Efficiency of ionic-MOFs in ion-exchange application

Ali Morsali

Tarbiat Modares University, Iran

Posters & Accepted Abstracts: Chem Sci J

Abstract :

Ionic porous metal-organic frameworks (MOFs) materials consisting of porous anionic or cationic frameworks and cationic or anionic guests are studied. The structure and performance of cationic and anionic MOFs are influenced by several factors, such as organic ligands, metal ions, and charge-balancing anions. These types of anionic and cationic materials have distinct advantages in comparison with neutral MOFs in the design of functional materials, and their synthesis affords several distinct advantages over the routine neutral frameworks by virtue of the isolated charged species in confined nano-spaces. The nanosized and charged pores in these ionic structures make a strong interaction between the host and guest molecules including enhanced adsorption towards small gases and solvent molecules. Via ion exchange, ionic-MOFs can be easily modified and accommodate other charged guest molecules, making them an ideal platform for different applications such as functional materials. Ion-exchange chromatography and ion-exchange solid phase extraction based on ion-exchange resins are known as the first generation of powerful tools for the separation of charged molecules, so the researchers are interested to find new materials with higher performance in their ability for the ions separation.

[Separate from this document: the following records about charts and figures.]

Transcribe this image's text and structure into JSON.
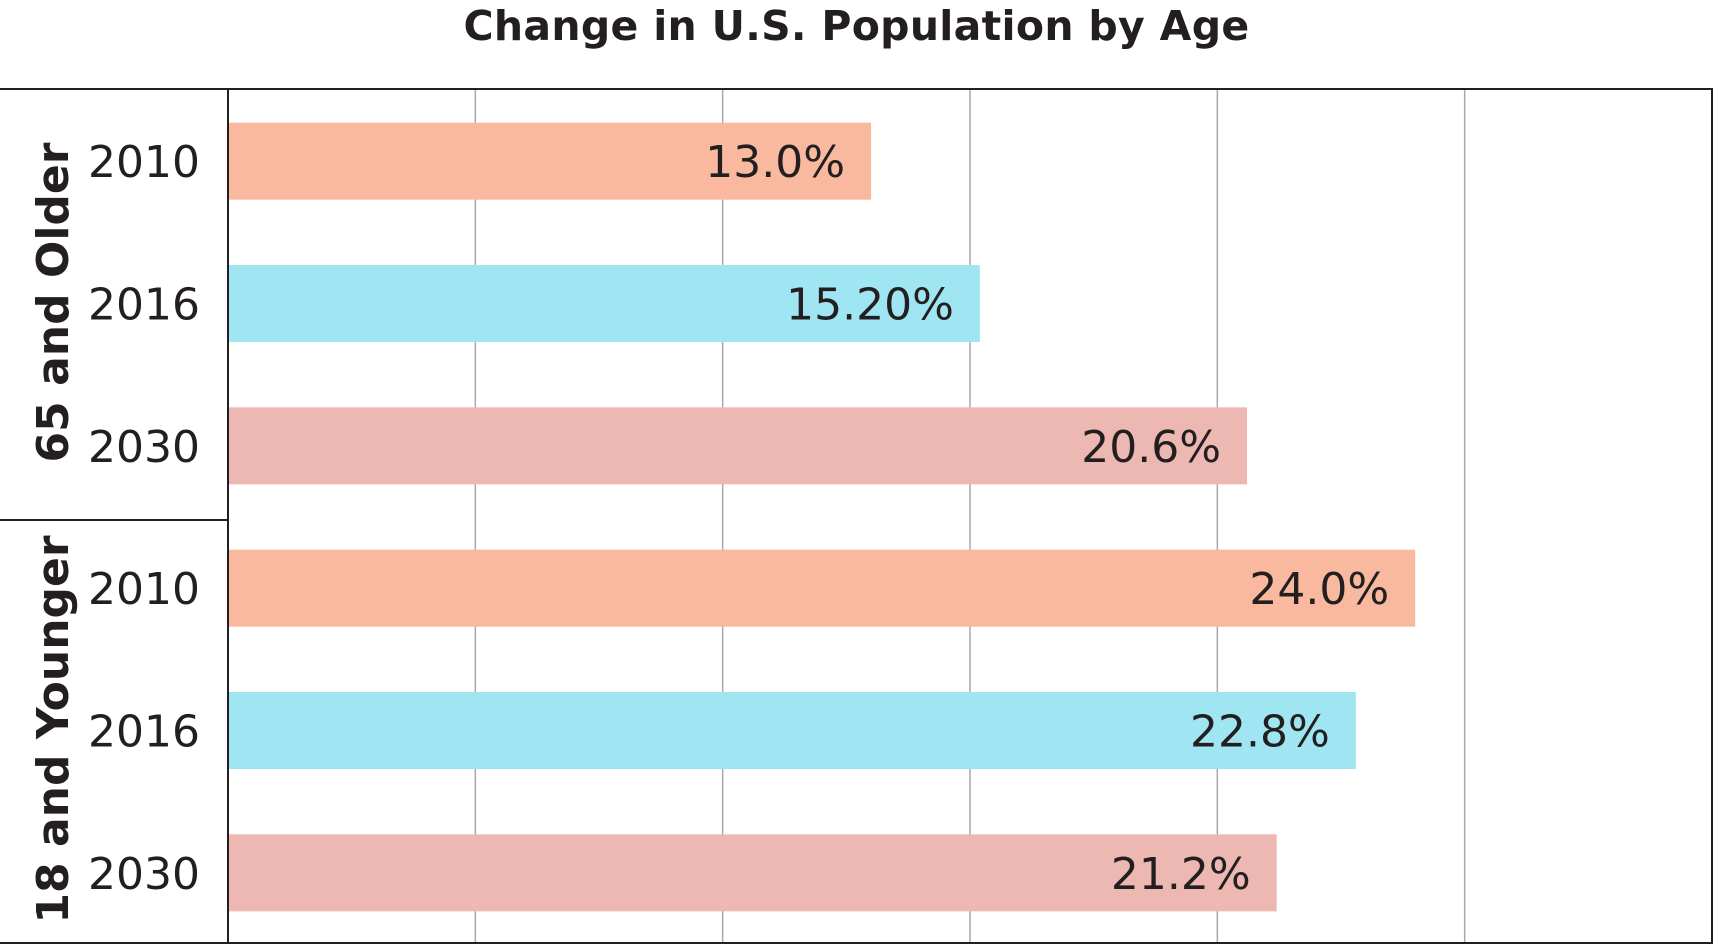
{
  "chart_data": {
    "type": "bar",
    "orientation": "horizontal",
    "title": "Change in U.S. Population by Age",
    "xlim": [
      0,
      30
    ],
    "grid": true,
    "colors": {
      "2010": "#f9b99f",
      "2016": "#a0e6f2",
      "2030": "#edb8b2"
    },
    "groups": [
      {
        "name": "65 and Older",
        "bars": [
          {
            "year": "2010",
            "value": 13.0,
            "label": "13.0%"
          },
          {
            "year": "2016",
            "value": 15.2,
            "label": "15.20%"
          },
          {
            "year": "2030",
            "value": 20.6,
            "label": "20.6%"
          }
        ]
      },
      {
        "name": "18 and Younger",
        "bars": [
          {
            "year": "2010",
            "value": 24.0,
            "label": "24.0%"
          },
          {
            "year": "2016",
            "value": 22.8,
            "label": "22.8%"
          },
          {
            "year": "2030",
            "value": 21.2,
            "label": "21.2%"
          }
        ]
      }
    ]
  }
}
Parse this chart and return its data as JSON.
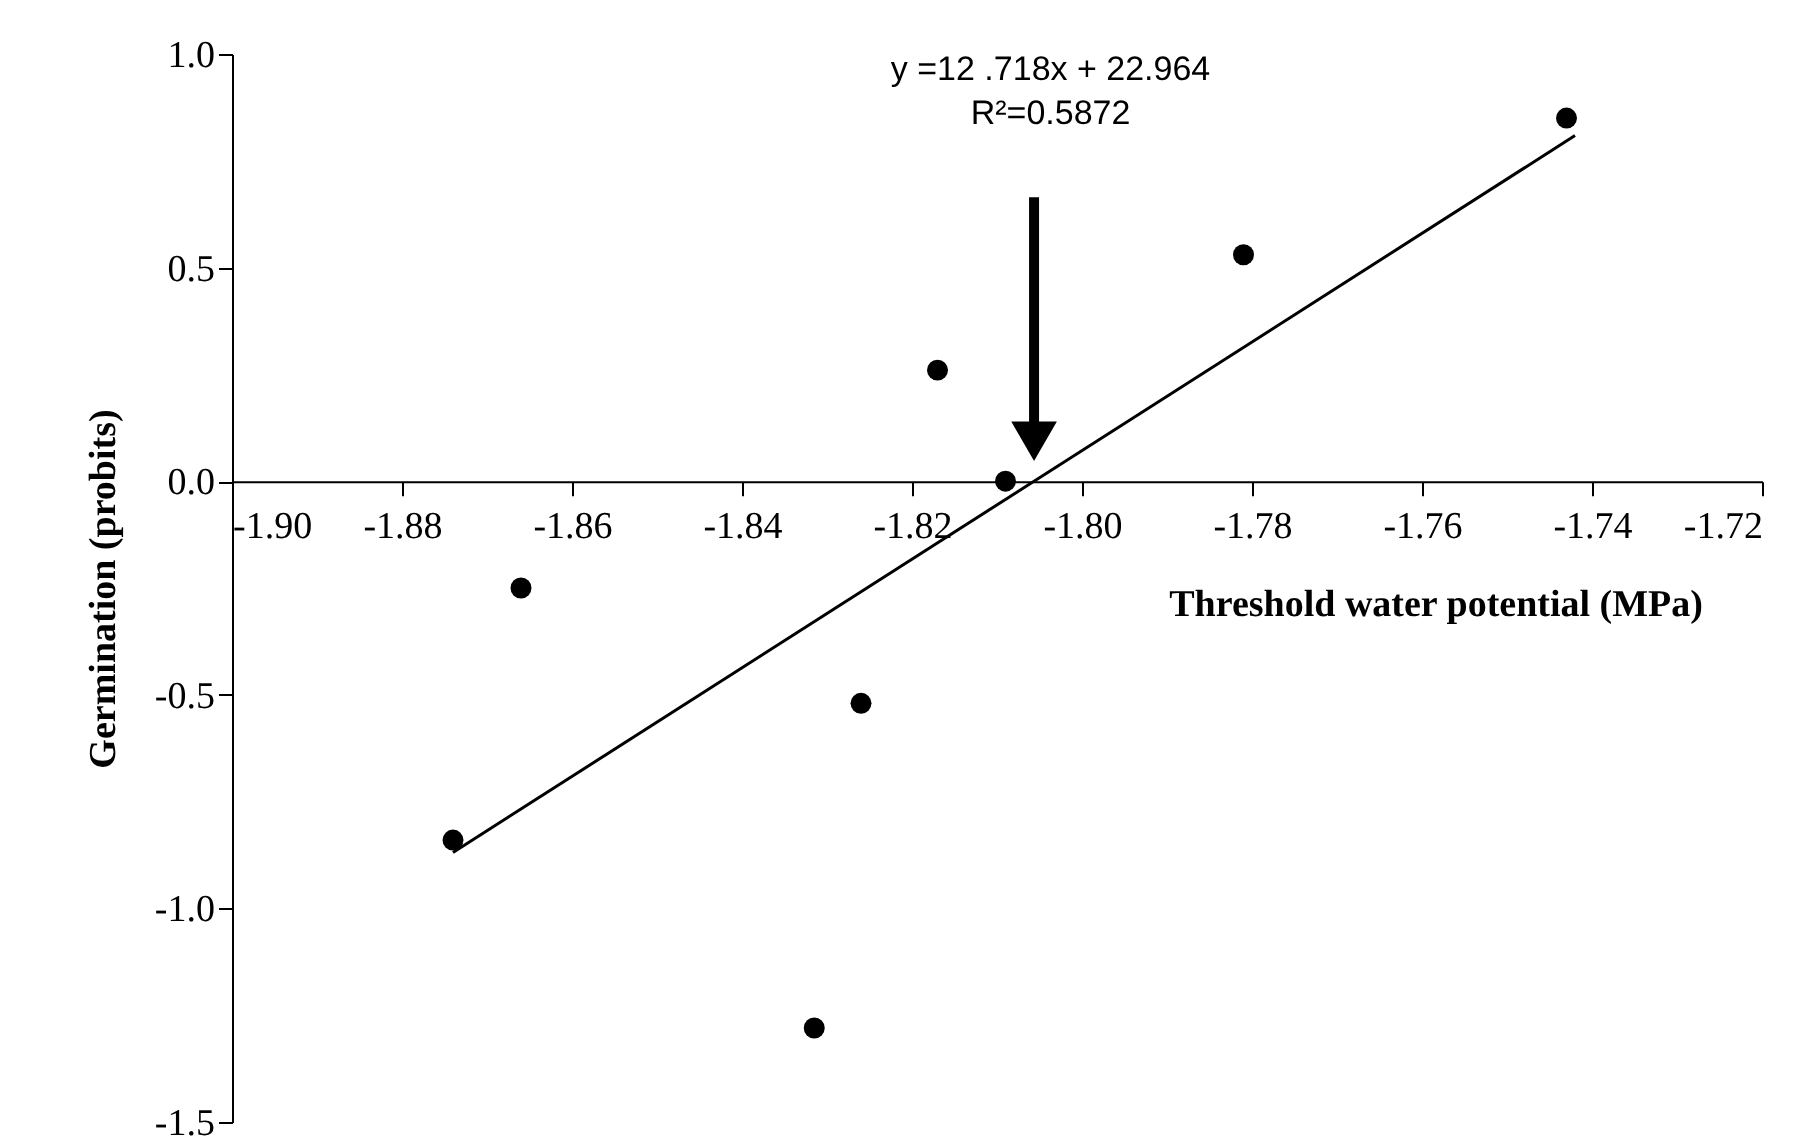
{
  "chart_data": {
    "type": "scatter",
    "xlabel": "Threshold water potential (MPa)",
    "ylabel": "Germination (probits)",
    "xlim": [
      -1.9,
      -1.72
    ],
    "xticks": [
      {
        "value": -1.9,
        "label": "-1.90"
      },
      -1.88,
      -1.86,
      -1.84,
      -1.82,
      {
        "value": -1.8,
        "label": "-1.80"
      },
      -1.78,
      -1.76,
      -1.74,
      -1.72
    ],
    "ylim": [
      -1.5,
      1.0
    ],
    "yticks": [
      {
        "value": -1.5,
        "label": "-1.5"
      },
      {
        "value": -1.0,
        "label": "-1.0"
      },
      {
        "value": -0.5,
        "label": "-0.5"
      },
      {
        "value": 0,
        "label": "0.0"
      },
      {
        "value": 0.5,
        "label": "0.5"
      },
      {
        "value": 1.0,
        "label": "1.0"
      }
    ],
    "grid": false,
    "marker": "circle",
    "series": [
      {
        "color": "#000000",
        "x": [
          -1.874,
          -1.866,
          -1.8315,
          -1.826,
          -1.817,
          -1.809,
          -1.781,
          -1.743
        ],
        "values": [
          -0.84,
          -0.25,
          -1.28,
          -0.52,
          0.26,
          0.0,
          0.53,
          0.85
        ]
      },
      {
        "type": "line",
        "marker": "none",
        "color": "#000000",
        "x": [
          -1.874,
          -1.742
        ],
        "values": [
          -0.869,
          0.809
        ]
      }
    ],
    "annotations": [
      "y =12 .718x + 22.964",
      "R²=0.5872"
    ]
  }
}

Another separation method, size-exclusion chromatography, is based on the size or molecular weight of the analytes. These methods are especially useful but they are only used for separation of very large species such as proteins and polymers. But, by mixing the unique structural of MOFs, especially their porous structures with the efficiency of ion chromatography, it is possible to develop a novel separation system, in which charged MOFs replace the conventional ion-exchange resins. The structural characteristics of porous MOFs such as precisely defined pores can result in useful properties including sizeexclusion effect for guest molecules in a size regime that cannot be achieved by conventional ion-exchange resins.